Our systems are very complicated. Okay. And so you can go, by the way, to this source and get yours, you know, select the things you want and look at this yourself.
Okay. This information is beautiful.net visualizations and million lines of code. It's kind of fun to look at. Okay. So, you know.
The Mars rover, here it is, is very amazing. There have been a couple of instances of the rover, but this particular one, one of the first ones, was pretty amazing. They were able to send it up and land it on Mars, and it ran for a decade or more.

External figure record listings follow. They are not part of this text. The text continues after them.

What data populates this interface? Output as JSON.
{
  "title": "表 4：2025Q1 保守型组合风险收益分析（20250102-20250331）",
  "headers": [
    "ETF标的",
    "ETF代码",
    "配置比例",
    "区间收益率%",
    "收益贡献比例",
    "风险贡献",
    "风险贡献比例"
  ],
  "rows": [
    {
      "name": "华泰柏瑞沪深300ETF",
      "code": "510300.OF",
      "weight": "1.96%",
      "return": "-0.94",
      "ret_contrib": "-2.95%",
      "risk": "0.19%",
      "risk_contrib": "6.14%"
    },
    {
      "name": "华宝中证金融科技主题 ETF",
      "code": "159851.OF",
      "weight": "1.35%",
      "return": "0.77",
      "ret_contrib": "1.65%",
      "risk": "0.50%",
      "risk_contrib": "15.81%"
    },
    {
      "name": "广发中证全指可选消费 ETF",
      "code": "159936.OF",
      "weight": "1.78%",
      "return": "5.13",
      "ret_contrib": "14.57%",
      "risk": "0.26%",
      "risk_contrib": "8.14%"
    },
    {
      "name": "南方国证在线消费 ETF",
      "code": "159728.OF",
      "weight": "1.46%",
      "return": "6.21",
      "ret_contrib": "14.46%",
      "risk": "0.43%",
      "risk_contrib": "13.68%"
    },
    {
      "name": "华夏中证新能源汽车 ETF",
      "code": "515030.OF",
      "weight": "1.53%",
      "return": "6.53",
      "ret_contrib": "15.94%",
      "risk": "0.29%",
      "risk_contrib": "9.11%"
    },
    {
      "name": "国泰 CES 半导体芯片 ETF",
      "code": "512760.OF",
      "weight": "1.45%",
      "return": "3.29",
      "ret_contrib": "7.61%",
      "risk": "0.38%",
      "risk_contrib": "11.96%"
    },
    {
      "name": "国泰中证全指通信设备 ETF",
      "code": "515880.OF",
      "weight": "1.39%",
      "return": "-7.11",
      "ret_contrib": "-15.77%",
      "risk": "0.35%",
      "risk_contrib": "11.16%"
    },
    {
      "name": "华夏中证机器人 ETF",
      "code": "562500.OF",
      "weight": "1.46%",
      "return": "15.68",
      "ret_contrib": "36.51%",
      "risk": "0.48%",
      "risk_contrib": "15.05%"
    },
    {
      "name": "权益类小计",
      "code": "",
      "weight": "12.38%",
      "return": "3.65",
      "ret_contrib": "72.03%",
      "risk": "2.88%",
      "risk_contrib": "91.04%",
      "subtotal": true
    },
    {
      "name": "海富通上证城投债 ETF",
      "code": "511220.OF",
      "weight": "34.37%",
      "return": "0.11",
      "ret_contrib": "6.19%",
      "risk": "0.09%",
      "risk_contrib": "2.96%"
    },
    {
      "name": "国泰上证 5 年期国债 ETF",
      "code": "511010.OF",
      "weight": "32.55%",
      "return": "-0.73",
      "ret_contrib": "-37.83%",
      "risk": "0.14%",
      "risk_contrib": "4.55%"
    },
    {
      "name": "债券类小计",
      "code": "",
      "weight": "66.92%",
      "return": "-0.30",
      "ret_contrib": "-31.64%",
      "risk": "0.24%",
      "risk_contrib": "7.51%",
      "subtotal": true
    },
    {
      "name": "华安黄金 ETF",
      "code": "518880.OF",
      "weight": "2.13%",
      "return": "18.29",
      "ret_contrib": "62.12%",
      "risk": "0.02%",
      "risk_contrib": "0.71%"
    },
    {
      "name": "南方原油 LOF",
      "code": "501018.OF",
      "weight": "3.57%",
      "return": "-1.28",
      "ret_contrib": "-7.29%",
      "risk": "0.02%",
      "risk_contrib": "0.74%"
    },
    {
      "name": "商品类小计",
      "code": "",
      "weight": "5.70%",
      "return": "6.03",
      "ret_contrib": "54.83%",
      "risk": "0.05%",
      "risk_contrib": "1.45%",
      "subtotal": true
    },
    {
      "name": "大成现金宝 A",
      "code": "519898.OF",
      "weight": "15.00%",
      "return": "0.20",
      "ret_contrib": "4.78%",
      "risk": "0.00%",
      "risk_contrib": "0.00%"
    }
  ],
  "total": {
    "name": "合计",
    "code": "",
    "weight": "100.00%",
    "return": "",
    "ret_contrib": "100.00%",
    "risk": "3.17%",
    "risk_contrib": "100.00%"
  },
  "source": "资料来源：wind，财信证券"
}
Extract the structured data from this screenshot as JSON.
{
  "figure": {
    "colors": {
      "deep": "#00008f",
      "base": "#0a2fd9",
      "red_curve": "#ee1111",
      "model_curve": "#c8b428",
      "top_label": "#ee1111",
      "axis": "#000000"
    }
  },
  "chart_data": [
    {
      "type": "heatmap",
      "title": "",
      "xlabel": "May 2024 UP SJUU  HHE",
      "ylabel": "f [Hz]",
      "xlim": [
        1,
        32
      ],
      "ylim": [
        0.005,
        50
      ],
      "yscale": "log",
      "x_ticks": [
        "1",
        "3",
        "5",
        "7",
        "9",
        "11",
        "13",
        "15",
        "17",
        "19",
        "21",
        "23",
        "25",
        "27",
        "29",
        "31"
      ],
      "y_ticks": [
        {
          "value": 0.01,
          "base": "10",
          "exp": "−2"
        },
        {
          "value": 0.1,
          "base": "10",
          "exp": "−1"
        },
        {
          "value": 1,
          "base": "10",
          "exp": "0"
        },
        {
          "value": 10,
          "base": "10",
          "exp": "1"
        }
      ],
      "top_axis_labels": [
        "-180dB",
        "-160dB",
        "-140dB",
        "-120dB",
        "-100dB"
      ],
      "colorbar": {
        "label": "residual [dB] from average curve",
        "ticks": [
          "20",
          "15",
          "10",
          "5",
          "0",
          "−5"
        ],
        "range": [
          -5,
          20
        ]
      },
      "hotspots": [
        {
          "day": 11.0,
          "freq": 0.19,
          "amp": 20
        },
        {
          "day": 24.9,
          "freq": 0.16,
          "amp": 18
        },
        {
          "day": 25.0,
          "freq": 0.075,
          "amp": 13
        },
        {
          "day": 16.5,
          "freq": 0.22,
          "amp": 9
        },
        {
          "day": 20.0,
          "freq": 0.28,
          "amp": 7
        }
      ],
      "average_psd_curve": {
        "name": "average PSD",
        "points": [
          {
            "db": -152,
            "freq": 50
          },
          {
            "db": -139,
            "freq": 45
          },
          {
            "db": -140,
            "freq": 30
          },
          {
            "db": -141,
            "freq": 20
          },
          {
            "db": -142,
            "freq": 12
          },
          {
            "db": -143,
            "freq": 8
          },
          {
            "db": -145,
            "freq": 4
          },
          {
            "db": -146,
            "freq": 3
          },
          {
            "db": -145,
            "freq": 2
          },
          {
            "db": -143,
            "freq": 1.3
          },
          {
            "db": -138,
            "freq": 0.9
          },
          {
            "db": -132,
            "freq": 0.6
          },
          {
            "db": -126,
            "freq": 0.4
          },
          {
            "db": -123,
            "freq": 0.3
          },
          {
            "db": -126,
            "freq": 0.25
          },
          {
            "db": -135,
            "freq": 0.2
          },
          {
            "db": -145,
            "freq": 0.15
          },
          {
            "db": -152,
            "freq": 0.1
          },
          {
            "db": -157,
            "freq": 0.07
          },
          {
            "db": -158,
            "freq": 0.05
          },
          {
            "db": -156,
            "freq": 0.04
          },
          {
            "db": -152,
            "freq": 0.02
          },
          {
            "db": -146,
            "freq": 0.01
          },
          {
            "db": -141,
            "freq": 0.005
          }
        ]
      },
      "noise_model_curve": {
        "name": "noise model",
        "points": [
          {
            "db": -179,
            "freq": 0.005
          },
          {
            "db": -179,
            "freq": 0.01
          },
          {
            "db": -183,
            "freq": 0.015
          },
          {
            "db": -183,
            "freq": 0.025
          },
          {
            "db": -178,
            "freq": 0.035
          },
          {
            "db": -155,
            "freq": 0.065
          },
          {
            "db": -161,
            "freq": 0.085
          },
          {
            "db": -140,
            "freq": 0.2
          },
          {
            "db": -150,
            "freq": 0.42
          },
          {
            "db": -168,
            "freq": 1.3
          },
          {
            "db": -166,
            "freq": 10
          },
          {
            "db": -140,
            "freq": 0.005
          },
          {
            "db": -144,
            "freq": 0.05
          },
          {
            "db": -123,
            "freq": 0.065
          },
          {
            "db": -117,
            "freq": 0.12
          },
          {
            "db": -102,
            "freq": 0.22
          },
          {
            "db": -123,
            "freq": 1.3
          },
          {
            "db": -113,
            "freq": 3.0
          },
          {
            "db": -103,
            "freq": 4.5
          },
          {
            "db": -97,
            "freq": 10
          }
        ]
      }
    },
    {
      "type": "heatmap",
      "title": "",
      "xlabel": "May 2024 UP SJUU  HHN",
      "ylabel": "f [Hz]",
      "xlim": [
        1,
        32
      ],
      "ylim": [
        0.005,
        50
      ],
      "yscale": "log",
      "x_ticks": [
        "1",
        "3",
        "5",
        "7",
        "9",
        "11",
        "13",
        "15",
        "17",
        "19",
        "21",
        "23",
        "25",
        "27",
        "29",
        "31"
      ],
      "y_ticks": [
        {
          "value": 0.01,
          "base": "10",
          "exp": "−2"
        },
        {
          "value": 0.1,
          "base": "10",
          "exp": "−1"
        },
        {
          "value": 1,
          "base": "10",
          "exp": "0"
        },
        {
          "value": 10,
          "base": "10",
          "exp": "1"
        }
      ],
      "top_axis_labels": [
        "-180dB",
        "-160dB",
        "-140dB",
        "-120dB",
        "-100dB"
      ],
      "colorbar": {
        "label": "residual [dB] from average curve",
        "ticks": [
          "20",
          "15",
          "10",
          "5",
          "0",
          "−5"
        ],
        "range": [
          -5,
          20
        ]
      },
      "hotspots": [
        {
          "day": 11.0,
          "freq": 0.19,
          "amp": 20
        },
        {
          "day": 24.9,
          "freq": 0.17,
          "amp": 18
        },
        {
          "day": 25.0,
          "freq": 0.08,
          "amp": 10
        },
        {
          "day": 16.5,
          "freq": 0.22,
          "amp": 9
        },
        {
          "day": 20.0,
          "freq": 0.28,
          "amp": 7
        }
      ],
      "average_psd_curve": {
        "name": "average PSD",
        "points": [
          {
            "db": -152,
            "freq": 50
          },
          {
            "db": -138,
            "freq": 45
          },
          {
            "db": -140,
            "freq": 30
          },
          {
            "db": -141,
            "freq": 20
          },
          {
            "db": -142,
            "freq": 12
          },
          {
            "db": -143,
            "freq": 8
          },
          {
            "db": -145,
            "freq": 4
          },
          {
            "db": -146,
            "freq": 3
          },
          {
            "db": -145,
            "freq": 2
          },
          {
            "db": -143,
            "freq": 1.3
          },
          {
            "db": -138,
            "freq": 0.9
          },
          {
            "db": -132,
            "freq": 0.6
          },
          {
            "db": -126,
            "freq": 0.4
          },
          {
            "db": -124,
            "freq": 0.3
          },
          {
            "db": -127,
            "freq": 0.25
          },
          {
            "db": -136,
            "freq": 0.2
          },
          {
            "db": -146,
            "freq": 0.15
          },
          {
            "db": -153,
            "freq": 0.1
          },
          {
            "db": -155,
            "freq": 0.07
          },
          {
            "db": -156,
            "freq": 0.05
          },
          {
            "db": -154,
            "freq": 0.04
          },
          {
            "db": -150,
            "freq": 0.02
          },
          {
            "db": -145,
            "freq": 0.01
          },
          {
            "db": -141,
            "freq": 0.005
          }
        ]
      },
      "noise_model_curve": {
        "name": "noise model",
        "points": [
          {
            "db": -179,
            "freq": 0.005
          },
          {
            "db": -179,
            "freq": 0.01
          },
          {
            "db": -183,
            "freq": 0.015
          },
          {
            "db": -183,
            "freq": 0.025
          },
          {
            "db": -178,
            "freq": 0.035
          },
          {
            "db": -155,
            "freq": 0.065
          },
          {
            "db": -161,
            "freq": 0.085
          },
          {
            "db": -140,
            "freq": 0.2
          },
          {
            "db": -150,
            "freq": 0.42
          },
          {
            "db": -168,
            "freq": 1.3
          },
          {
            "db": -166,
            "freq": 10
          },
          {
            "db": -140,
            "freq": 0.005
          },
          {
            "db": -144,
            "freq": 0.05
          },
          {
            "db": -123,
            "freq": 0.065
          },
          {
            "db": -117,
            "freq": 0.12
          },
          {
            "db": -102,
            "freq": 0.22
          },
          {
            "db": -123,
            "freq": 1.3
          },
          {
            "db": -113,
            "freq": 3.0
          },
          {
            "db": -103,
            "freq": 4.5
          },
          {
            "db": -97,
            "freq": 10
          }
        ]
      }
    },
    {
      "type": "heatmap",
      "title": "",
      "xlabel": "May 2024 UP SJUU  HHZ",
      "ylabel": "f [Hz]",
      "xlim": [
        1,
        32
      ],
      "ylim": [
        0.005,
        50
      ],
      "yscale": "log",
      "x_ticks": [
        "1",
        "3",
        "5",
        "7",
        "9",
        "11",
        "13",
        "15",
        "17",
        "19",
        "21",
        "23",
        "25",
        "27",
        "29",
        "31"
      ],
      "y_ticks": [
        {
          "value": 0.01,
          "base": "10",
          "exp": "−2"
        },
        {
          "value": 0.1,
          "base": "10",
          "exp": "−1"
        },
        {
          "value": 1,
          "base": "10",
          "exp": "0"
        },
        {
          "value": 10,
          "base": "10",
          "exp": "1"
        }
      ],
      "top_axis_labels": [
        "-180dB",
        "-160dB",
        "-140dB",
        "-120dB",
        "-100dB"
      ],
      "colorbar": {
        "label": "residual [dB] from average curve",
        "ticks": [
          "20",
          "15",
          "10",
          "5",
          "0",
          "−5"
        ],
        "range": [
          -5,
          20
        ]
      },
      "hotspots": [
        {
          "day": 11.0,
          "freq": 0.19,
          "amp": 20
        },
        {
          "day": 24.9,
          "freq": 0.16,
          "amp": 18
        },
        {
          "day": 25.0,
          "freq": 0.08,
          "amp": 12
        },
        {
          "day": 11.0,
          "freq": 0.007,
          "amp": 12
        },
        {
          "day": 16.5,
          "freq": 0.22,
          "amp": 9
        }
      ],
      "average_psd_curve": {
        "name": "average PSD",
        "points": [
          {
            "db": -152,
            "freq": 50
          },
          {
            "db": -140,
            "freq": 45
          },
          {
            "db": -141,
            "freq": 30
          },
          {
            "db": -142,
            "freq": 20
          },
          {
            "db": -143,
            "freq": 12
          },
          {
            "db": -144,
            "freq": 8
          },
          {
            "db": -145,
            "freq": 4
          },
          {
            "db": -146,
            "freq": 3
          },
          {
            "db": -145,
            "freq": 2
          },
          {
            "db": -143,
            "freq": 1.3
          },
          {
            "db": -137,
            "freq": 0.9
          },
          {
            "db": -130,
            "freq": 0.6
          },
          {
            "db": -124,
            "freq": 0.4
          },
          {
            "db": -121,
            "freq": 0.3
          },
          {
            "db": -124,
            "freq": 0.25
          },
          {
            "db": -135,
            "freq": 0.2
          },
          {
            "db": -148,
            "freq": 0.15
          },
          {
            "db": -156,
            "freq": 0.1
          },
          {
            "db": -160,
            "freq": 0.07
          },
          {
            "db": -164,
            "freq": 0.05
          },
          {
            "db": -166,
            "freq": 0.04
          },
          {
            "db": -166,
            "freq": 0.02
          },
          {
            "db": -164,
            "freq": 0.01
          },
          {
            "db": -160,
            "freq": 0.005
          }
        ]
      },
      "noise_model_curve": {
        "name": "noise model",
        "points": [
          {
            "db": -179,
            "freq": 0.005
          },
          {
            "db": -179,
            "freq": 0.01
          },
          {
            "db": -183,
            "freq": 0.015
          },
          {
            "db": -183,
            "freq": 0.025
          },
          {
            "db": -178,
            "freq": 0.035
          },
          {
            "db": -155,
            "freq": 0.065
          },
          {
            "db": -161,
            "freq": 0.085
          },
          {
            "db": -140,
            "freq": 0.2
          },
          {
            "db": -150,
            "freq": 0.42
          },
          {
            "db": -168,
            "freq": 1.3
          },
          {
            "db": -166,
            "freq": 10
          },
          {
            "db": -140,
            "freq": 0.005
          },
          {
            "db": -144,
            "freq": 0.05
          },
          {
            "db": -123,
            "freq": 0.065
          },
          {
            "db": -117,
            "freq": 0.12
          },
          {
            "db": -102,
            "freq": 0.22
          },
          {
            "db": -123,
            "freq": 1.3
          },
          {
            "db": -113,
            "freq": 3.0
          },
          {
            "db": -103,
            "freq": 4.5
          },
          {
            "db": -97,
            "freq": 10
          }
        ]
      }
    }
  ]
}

It had very limited processing. It's 20 megahertz processors and 128 megabytes of DRAM and so on. It had a real-time operating system. But for instance, you can't hit the reset button or you can't debug it very easily. And however, they were able to set it up in a situation where they could, they figured out some timing problems they had and they were able to debug it and repair it remotely, which is pretty amazing.
And I'll talk more about that as we go. But you need an operating system on something like this because you perhaps don't want it to run into a ditch while it's busy taking scientific data or whatever. And so very similar kind of to the Internet of Things in its size. So this kind of processing is par for the course for really tiny devices.
And so we're going to talk about this kind of device in addition to the really big ones as we go. So some questions to end with. Does a programmer need to write a single program that performs many independent activities and deal with all the hardware?
Does every program have to be altered for every environment? Does a faulty program crash everything? Does every program have access to all hardware?
Hopefully the answer to this is no, and we'll learn as the term goes on. And operating systems basically help the programmer write robust programs. So in conclusion, to end today's lecture, operating systems are providing a convenient abstraction to handle diverse hardware.
Convenience, protection, reliability, all obtained in creating this illusion. for the programmer. It coordinates resources, protects users from each other, and there's a few critical hardware mechanisms like virtual memory, which we briefly brought up, which we'll talk about, that help us with that. It simplifies application development with standard services and gives you full containment, full tolerance, and full recovery.
So CS162 combines things from all of these areas and many other areas of of computer science. So we'll talk about languages and data structures and hardware and algorithms as we go. And I'm looking forward to this term.
I hope you guys all are having a good first week of class and we will see you on Monday. All right, ciao.